An experimental and theoretical study has been carried out to elucidate the nonradiative decay (NRD) and trans(E) → cis(Z) isomerization from the S₁ (¹ππ∗) state of structural isomers of hydroxy methylcinnamate (HMC); ortho-, meta- and para-HMC (o-, m- and p-HMC). A low temperature matrix-isolation Fourier Transform Infrared (FTIR) spectroscopic study revealed that all the HMCs are cis-isomerized upon UV irradiation. A variety of laser spectroscopic methods have been utilized for jet-cooled gas phase molecules to investigate the vibronic structure and lifetimes of the S₁ state, and to detect the transient state appearing in the NRD process. In p-HMC, the zero-point level of the S₁ state decays as quickly as 9 ps.
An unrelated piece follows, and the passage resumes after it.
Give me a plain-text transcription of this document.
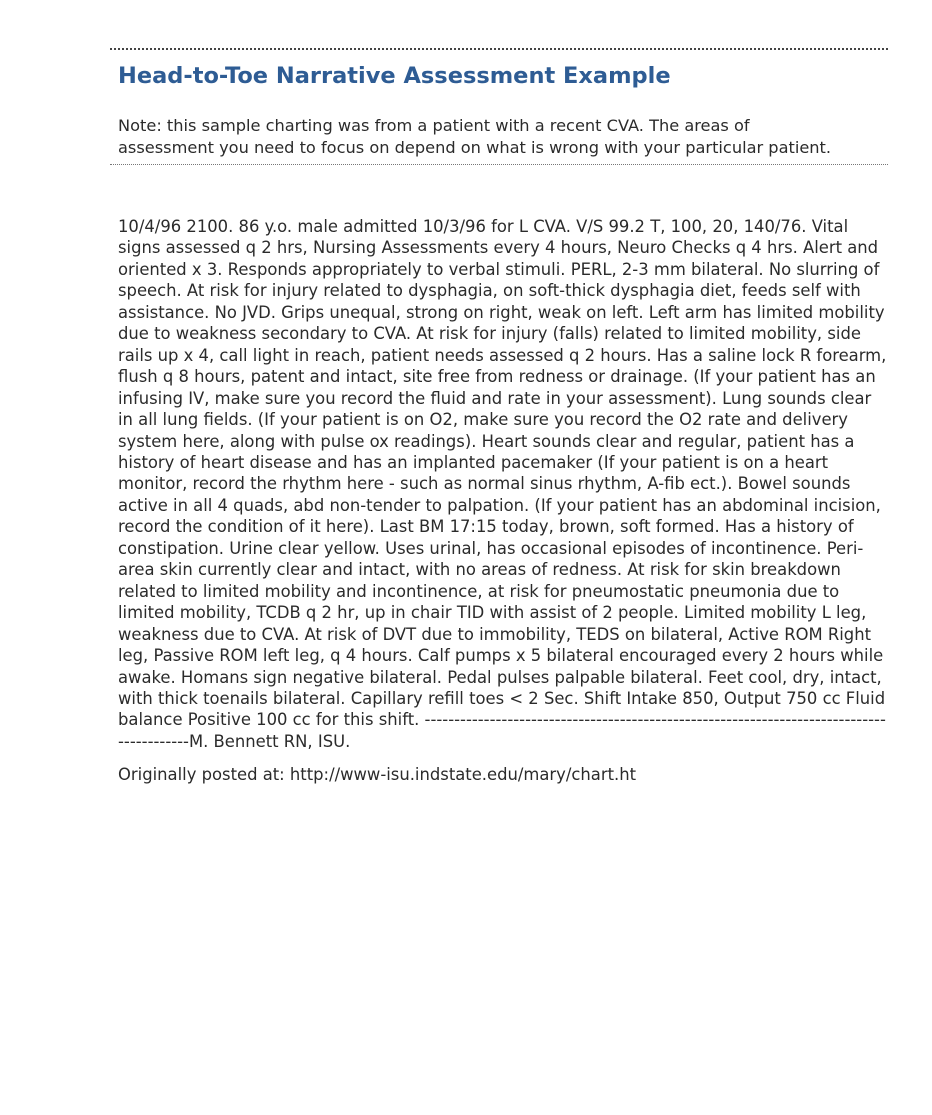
Head-to-Toe Narrative Assessment Example

Note: this sample charting was from a patient with a recent CVA. The areas of assessment you need to focus on depend on what is wrong with your particular patient.

10/4/96 2100. 86 y.o. male admitted 10/3/96 for L CVA. V/S 99.2 T, 100, 20, 140/76. Vital signs assessed q 2 hrs, Nursing Assessments every 4 hours, Neuro Checks q 4 hrs. Alert and oriented x 3. Responds appropriately to verbal stimuli. PERL, 2-3 mm bilateral. No slurring of speech. At risk for injury related to dysphagia, on soft-thick dysphagia diet, feeds self with assistance. No JVD. Grips unequal, strong on right, weak on left. Left arm has limited mobility due to weakness secondary to CVA. At risk for injury (falls) related to limited mobility, side rails up x 4, call light in reach, patient needs assessed q 2 hours. Has a saline lock R forearm, flush q 8 hours, patent and intact, site free from redness or drainage. (If your patient has an infusing IV, make sure you record the fluid and rate in your assessment). Lung sounds clear in all lung fields. (If your patient is on O2, make sure you record the O2 rate and delivery system here, along with pulse ox readings). Heart sounds clear and regular, patient has a history of heart disease and has an implanted pacemaker (If your patient is on a heart monitor, record the rhythm here - such as normal sinus rhythm, A-fib ect.). Bowel sounds active in all 4 quads, abd non-tender to palpation. (If your patient has an abdominal incision, record the condition of it here). Last BM 17:15 today, brown, soft formed. Has a history of constipation. Urine clear yellow. Uses urinal, has occasional episodes of incontinence. Peri-area skin currently clear and intact, with no areas of redness. At risk for skin breakdown related to limited mobility and incontinence, at risk for pneumostatic pneumonia due to limited mobility, TCDB q 2 hr, up in chair TID with assist of 2 people. Limited mobility L leg, weakness due to CVA. At risk of DVT due to immobility, TEDS on bilateral, Active ROM Right leg, Passive ROM left leg, q 4 hours. Calf pumps x 5 bilateral encouraged every 2 hours while awake. Homans sign negative bilateral. Pedal pulses palpable bilateral. Feet cool, dry, intact, with thick toenails bilateral. Capillary refill toes < 2 Sec. Shift Intake 850, Output 750 cc Fluid balance Positive 100 cc for this shift. ------------------------------------------------------------------------------------------M. Bennett RN, ISU.

Originally posted at: http://www-isu.indstate.edu/mary/chart.ht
A transient electronic state reported by Tan et al. (Faraday Discuss. 2013, 163, 321-340) was reinvestigated by nanosecond UV-tunable deep UV pump-probe spectroscopy and was assigned to the T₁ state. For m- and o-HMC, the lifetime at the zero-point energy level of S₁ is 10 ns and 6 ns, respectively, but it becomes substantially shorter at an excess energy higher than 1000 cm^-1 and 600 cm^-1, respectively, indicating the onset of NRD. Different from p-HMC, no transient state (T₁) was observed in m- nor o-HMC. These experimental results are interpreted with the aid of TDDFT calculations by considering the excited-state reaction pathways and the radiative/nonradiative rate constants. It is concluded that in p-HMC, the trans → cis isomerization proceeds via a [trans-S₁ → ¹nπ∗ → T₁ → cis-S₀] scheme. On the other hand, in o- and m-HMC, the isomerization proceeds via a [trans-S₁ → twisting along the CC double bond by 90° on S₁ → cis-S₀] scheme. The calculated barrier height along the twisting coordinate agrees well with the observed onset of the NRD channel for both o- and m-HMC.